There's a whole lot anyone can learn from Buckley the man - he was kind, urbane, sensitive, intelligent and an amazing stylist. But we liberals and progressives rightly are repulsed by his politics. But there's also Buckley the institution builder. And he was greatly responsible for turning conservatism into the institutional force it is. And he was able to do it by providing ideological coherence and also by energizing and deploying young people to be proud, excited conservatives. But he also viewed conservatism as distinct from the Republican party and was ready to abandon the party when he thought it wasn't conservative enough. He should be the model for what we self-styled progressives are doing today - building a set of institutions to make progressivism a lasting force in American politics. And while many of us are supporters of the Democratic party, we recognize that our movement has to be more than a partisan one. In short, we need to be like Buckley to reverse the gains him and his movement have chalked up in the last 50 years.
He certainly did value these things. Too bad it wasn't reciprocal from the left. The "respectable" leftist magazine Saturday Review in reviewing his book God and Man at Yale compared him to the KKK The uber-leftist Gore Vidal repeatedly accused him of being a Nazi.

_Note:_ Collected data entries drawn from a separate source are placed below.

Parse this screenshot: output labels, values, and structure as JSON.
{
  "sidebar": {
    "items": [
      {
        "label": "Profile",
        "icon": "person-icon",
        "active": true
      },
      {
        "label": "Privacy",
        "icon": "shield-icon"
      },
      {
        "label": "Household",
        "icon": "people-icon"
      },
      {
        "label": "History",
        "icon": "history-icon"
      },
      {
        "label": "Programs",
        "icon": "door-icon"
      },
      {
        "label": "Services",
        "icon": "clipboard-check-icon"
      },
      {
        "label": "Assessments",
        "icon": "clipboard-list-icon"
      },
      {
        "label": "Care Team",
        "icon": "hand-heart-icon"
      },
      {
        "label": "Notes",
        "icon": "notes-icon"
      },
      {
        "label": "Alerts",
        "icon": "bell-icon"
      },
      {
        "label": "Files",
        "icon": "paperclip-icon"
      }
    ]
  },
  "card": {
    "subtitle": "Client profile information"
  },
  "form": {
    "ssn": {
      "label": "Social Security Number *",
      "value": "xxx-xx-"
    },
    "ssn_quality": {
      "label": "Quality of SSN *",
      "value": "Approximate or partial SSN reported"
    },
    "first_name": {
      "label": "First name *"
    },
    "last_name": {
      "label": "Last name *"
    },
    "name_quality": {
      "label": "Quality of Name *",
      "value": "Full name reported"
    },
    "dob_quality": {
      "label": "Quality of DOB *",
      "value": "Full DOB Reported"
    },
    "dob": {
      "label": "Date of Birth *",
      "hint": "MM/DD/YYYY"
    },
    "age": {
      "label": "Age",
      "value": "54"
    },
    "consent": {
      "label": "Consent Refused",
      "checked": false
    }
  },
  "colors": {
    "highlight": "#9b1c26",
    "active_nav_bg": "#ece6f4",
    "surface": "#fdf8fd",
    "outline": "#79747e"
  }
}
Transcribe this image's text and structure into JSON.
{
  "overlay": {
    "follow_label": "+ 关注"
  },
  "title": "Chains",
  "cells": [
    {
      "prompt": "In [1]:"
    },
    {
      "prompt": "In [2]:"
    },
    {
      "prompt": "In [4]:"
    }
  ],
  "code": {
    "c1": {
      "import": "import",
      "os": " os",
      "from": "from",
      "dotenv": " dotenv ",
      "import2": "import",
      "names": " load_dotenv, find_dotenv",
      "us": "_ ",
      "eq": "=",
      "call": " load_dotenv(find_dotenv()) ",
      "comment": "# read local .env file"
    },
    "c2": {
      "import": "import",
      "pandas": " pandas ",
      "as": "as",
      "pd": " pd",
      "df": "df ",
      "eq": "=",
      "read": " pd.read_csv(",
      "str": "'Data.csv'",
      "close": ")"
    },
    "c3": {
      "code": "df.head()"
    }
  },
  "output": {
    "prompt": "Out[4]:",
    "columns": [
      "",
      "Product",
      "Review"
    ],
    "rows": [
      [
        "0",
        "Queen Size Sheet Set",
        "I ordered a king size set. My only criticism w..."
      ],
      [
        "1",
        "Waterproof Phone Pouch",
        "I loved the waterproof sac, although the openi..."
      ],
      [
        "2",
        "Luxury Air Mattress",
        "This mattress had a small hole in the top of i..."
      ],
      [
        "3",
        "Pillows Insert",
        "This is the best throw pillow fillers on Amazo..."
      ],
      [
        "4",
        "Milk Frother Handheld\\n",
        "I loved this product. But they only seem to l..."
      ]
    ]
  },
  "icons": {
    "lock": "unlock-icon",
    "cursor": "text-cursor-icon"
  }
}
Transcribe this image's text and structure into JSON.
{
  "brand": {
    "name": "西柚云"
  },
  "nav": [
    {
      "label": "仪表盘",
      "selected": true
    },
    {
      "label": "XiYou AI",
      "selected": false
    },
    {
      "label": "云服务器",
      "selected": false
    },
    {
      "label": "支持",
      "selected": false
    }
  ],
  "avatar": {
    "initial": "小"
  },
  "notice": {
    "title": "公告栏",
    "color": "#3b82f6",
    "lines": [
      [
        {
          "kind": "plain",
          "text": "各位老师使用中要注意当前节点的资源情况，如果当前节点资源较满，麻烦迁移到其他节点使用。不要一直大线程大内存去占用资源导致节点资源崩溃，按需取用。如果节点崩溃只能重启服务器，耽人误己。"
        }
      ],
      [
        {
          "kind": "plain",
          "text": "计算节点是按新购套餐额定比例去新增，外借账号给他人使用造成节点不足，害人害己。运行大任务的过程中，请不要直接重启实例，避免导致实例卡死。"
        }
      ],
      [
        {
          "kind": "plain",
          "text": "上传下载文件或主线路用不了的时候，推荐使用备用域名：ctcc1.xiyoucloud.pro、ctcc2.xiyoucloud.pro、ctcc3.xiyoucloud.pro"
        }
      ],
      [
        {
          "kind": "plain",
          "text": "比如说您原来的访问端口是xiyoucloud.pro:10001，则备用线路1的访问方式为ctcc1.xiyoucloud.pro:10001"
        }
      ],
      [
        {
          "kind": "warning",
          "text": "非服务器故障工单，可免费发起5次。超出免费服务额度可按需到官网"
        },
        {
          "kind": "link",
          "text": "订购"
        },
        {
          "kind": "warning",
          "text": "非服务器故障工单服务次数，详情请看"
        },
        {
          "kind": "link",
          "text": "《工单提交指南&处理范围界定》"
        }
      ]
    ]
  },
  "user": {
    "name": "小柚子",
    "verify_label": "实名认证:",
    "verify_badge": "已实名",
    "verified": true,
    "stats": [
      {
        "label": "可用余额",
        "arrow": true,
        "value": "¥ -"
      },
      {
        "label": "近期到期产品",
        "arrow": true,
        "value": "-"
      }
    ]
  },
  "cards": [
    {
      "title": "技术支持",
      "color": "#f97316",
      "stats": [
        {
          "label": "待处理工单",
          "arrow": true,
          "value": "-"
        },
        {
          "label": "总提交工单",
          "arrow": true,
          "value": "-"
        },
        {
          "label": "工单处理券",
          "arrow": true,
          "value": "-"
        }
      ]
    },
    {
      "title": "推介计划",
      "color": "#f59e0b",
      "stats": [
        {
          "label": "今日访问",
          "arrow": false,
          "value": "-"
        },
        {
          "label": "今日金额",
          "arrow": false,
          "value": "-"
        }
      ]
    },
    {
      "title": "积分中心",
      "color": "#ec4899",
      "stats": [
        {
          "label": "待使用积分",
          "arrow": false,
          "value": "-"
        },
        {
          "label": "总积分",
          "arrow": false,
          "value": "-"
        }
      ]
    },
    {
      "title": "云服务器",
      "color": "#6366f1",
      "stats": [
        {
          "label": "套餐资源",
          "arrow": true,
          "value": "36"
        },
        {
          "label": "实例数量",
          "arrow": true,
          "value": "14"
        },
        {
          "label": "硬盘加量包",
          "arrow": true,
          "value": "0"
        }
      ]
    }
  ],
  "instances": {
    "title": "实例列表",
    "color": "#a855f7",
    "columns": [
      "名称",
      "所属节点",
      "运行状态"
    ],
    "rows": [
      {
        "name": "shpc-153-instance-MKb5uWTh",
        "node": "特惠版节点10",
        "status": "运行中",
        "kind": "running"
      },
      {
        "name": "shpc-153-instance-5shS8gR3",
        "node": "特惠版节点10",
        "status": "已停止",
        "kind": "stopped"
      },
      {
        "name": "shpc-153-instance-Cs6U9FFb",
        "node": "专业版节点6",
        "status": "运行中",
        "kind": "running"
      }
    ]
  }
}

To Buckley's credit, he always kept the dialog at a high intellectual level and never responded in kind to the barrage of hate speech from the left he was forced to endure for most of his life.
It's not the "Progressive view,' it's the truth. I would like to see one piece of footage that shows Buckley to be polite and intellectually engaging the issues. Every second of his life was spent with trashing the truth and arrogantly trying to squash anybody who spoke the truth, like Noam Chomsky and Gore Vidal. And please don't patronize me with this "I appreciate your honesty" bullshit. PLLEASE keep it real, douchebag.
Well, it's true, Buckley did not suffer pompous intellectual buffoons (such as Chomskey and Gore) lightly. But since it was one of the few short comings of this great genius, I say we move on and let him rest in peace.